Earlier this year, Satya Nadella hammered out a deal that surprised everyone outside his inner circle at Microsoft.

Mr. Nadella, Microsoft’s chief executive, had his eyes on a Silicon Valley start-up called Inflection AI. The company’s chief executive, Mustafa Suleyman, was one of the founders of the pioneering artificial intelligence company DeepMind. He had raised more than $1.5 billion in funding and hired top researchers for his new company, but he had a not-so-great reputation as a boss. Inflection also didn’t seem to make any money.

Microsoft still shelled out more than $650 million to license Inflection’s technology, hired most of its staff and put Mr. Suleyman in charge of a more than $12 billion chunk of Microsoft’s business. It was, to put it mildly, risky.

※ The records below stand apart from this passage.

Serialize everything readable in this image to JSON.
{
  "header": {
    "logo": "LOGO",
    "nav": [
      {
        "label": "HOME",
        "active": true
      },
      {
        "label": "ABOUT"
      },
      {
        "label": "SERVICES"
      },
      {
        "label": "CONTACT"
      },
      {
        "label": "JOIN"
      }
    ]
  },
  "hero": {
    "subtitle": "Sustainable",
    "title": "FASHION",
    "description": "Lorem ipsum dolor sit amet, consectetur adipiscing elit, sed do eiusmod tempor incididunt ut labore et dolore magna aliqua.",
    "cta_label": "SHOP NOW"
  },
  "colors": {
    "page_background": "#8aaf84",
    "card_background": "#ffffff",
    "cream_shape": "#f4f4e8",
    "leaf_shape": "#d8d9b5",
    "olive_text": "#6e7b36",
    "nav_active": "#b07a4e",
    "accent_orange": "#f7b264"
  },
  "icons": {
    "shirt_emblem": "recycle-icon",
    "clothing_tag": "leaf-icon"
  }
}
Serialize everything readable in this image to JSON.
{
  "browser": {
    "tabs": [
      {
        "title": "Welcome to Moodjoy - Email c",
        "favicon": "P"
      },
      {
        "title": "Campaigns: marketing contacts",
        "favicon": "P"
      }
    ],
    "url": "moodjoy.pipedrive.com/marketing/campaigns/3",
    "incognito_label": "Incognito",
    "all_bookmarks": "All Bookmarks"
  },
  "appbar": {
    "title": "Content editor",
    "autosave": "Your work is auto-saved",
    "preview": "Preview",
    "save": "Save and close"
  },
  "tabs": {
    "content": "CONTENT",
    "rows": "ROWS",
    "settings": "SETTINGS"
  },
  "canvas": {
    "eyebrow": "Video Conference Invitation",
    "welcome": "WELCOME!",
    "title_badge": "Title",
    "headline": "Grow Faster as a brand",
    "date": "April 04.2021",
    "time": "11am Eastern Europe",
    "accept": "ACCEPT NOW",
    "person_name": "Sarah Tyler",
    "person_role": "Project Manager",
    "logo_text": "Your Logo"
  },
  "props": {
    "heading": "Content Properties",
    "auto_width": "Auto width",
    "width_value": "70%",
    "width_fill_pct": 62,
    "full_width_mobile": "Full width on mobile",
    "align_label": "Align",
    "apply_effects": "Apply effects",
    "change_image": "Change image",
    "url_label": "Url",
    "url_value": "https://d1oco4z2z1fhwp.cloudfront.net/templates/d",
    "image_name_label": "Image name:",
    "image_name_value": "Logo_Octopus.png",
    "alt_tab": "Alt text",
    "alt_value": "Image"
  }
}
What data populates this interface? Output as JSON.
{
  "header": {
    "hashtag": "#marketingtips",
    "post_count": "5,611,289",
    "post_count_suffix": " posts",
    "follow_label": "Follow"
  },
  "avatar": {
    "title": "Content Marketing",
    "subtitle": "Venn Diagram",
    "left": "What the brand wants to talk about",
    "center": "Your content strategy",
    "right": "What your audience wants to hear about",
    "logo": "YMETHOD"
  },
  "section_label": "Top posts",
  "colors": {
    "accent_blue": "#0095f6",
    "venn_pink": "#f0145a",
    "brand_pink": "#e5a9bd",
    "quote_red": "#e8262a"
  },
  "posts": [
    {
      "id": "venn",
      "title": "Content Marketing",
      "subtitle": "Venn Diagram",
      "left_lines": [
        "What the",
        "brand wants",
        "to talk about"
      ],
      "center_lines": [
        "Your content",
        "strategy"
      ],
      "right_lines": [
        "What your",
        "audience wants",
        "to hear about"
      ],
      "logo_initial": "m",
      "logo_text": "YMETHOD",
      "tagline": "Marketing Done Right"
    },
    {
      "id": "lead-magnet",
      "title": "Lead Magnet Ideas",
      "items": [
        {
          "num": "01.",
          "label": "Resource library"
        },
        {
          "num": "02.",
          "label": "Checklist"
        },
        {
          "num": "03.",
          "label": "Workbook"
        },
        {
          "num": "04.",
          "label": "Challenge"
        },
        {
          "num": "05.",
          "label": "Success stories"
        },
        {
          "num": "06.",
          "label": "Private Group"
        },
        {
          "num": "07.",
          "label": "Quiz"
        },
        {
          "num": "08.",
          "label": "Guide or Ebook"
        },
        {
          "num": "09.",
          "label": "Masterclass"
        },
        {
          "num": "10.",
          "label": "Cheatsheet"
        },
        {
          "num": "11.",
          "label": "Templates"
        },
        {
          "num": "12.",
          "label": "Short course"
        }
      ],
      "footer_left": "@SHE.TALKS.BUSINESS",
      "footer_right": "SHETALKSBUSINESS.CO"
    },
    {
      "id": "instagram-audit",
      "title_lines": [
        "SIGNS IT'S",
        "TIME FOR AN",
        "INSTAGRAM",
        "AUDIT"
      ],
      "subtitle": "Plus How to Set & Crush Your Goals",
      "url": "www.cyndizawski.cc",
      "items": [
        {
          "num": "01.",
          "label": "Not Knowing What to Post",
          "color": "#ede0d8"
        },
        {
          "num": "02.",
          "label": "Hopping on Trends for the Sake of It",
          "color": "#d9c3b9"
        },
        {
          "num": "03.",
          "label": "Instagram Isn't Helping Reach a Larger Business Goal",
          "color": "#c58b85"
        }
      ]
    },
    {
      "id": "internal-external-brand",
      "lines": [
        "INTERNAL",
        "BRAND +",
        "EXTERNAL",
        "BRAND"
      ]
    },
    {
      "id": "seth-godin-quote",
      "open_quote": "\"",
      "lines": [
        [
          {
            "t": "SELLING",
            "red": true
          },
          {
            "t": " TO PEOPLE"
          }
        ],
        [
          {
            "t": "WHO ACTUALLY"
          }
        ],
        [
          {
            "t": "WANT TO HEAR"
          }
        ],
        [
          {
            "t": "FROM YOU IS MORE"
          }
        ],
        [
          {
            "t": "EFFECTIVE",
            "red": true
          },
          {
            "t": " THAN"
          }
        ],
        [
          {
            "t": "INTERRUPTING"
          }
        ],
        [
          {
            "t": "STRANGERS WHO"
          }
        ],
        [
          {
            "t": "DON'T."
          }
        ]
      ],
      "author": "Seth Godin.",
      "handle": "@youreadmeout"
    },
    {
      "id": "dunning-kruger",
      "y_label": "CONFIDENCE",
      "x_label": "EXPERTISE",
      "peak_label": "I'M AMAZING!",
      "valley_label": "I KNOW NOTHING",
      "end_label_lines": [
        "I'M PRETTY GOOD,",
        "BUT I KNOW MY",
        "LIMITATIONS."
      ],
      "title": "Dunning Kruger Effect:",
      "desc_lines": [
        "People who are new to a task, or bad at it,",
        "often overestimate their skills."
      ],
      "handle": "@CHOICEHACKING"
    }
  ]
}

Risky bets on A.I. have become a habit for Mr. Nadella. Over the past five years, he has committed to investing $13 billion in another aggressive young company called OpenAI, even though it hadn’t yet made much money. And he told all of his lieutenants to find ways to build A.I. into Microsoft’s many, many products, even though the technology didn’t always work correctly.

Satya Nadella’s bets on A.I. have helped push Microsoft’s value up more than 70 percent over the last two years.Grant Hindsley for The New York Times

But he had his reasons. Though it could be years before he knows if any of this truly pays off, Mr. Nadella sees the A.I. boom as an all-in moment for his company and the rest of the tech industry. He aims to make sure that Microsoft, which was slow to the dot-com boom and whiffed on smartphones, dominates this new technology.